Industrialisasi Berbudaya
Negara maju sering ditandai dengan kemajuan industri, sebagaimana Eropa, Amerika, dan China. Ketika industri banyak menyedot tenaga tenaga kerja. Namun, bukan berarti negara maju dengan industrinya tersebut bebas dari kritik. Negara maju dengan mengusung modernisme telah mendapat kritik pada masa masa setelahnya ketika terjadi eksploitasi besar besaran atas tenaga manusia tersebut yang sering pula disebut sebagai dehumanisasi. Modernisme telah melahirkan dehumanisasi. Maka, tidak heran, jika kemudian muncul pemikiran pemikiran “Post-modernism”, “Post-colonialism”, atau “Post-traditionalism” sebagai kritik terhadap kegagalan kegagalan yang diakibatkan oleh modernisme, kolonialisme, bahkan tradisionalisme.
Herannya, Indonesia sebagai negara yang belum maju dan modern sudah mengadopsi pemikiran pemikiran tersebut sebagai kritik. Dalam tataran kritik diri (self-cricism), hal demikian sering tidak tepat sasaran. Seharusnya, menjadi modern dulu baru melakukan kritik. Mungkin, berbeda pada tataran kolonialisme dan tradisionalisme yang menjadi inheren di dalam kepribadian diri. Sebagai objek, kolonialisme telah membentuk negara bangsa sebagaimana kemudian menjadi ciri negara negara di dunia pasca Perang Dunia ke-2.
Memang, industrialisasi memiliki ragam bentuk, namun menjadi fakta baru yang berdampak pada sistem sosial. Munculnya kalangan pemilik modal dan tenaga buruh adalah potret utama dari kehidupan era industri. Sehingga eksploitasi kemudian menjadi trend tersendiri, bahkan menjadi inspirasi bagi kalangan kalangan pekerja seni. Misal, model jual beli budak di atas panggung menjadi pilihan trendi bagi pemilihan budaya kemudian sebagaimana pemilihan ratu kecantikan. Hanya saja, model pemilihan tersebut terkesan lebih mewah dan terhormat karena mendapat apresiasi yang besar dan luas, meskipun tidak lepas dari peran peran pencitraan yang dibangun oleh media massa.

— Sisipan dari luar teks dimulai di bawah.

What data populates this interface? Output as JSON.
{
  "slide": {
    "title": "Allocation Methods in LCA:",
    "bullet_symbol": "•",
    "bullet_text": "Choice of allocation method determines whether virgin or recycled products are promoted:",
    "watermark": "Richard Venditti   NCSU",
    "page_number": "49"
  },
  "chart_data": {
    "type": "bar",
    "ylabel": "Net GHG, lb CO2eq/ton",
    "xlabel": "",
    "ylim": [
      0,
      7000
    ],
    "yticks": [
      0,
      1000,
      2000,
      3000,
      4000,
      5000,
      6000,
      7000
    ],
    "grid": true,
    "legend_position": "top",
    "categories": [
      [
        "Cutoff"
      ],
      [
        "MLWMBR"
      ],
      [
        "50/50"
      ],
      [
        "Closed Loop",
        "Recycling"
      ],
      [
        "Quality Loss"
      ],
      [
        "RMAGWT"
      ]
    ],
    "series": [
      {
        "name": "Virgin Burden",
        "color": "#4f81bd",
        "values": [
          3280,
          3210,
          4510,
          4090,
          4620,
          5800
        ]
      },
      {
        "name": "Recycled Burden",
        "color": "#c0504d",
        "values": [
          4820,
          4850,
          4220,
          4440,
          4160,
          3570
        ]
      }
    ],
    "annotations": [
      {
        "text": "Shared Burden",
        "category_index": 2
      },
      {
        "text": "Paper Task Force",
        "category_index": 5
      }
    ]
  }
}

Di bidang sastra, kemajuan kemajuan eksploitasi tubuh menjadi ciri kemodernan. Begitu pula di bidang bidang seni lainnya. Tidak dikatakan “nyeni” bila tidak menyentuh aspek genital manusia. Dengan demikian, kemajuan kemajuan hanya dinilai dari segi fisik dan genital tersebut, bukan pada esensi dari budaya dan kebudayaan. Jika Islam menempatkan akhlak sebagai esensi puncak dari kebudayaan, maka hal yang sama pada tataran filsafat yang menempatkan etika sebagai puncaknya. Maka, tidak pelak lagi, ketika berbicara budaya selaiknya tidak mengabaikan akhlak dan etika di dalamnya. Hanya saja, takaran takarannya tentu mengalami evolusi di setiap rentang masanya yang secara terus menerus harus menemukan relevansinya.
Hal ini yang terkadang terlupakan ketika hanya mengandalkan rasionalitas nirmoralitas.
Namun sayangnya, ketika berbicara budaya yang muncul kemudian adalah model model dan bentuk bentuk pakaian tradisional, padahal budaya pada dasarnya adalah tumbuh dan berkembang.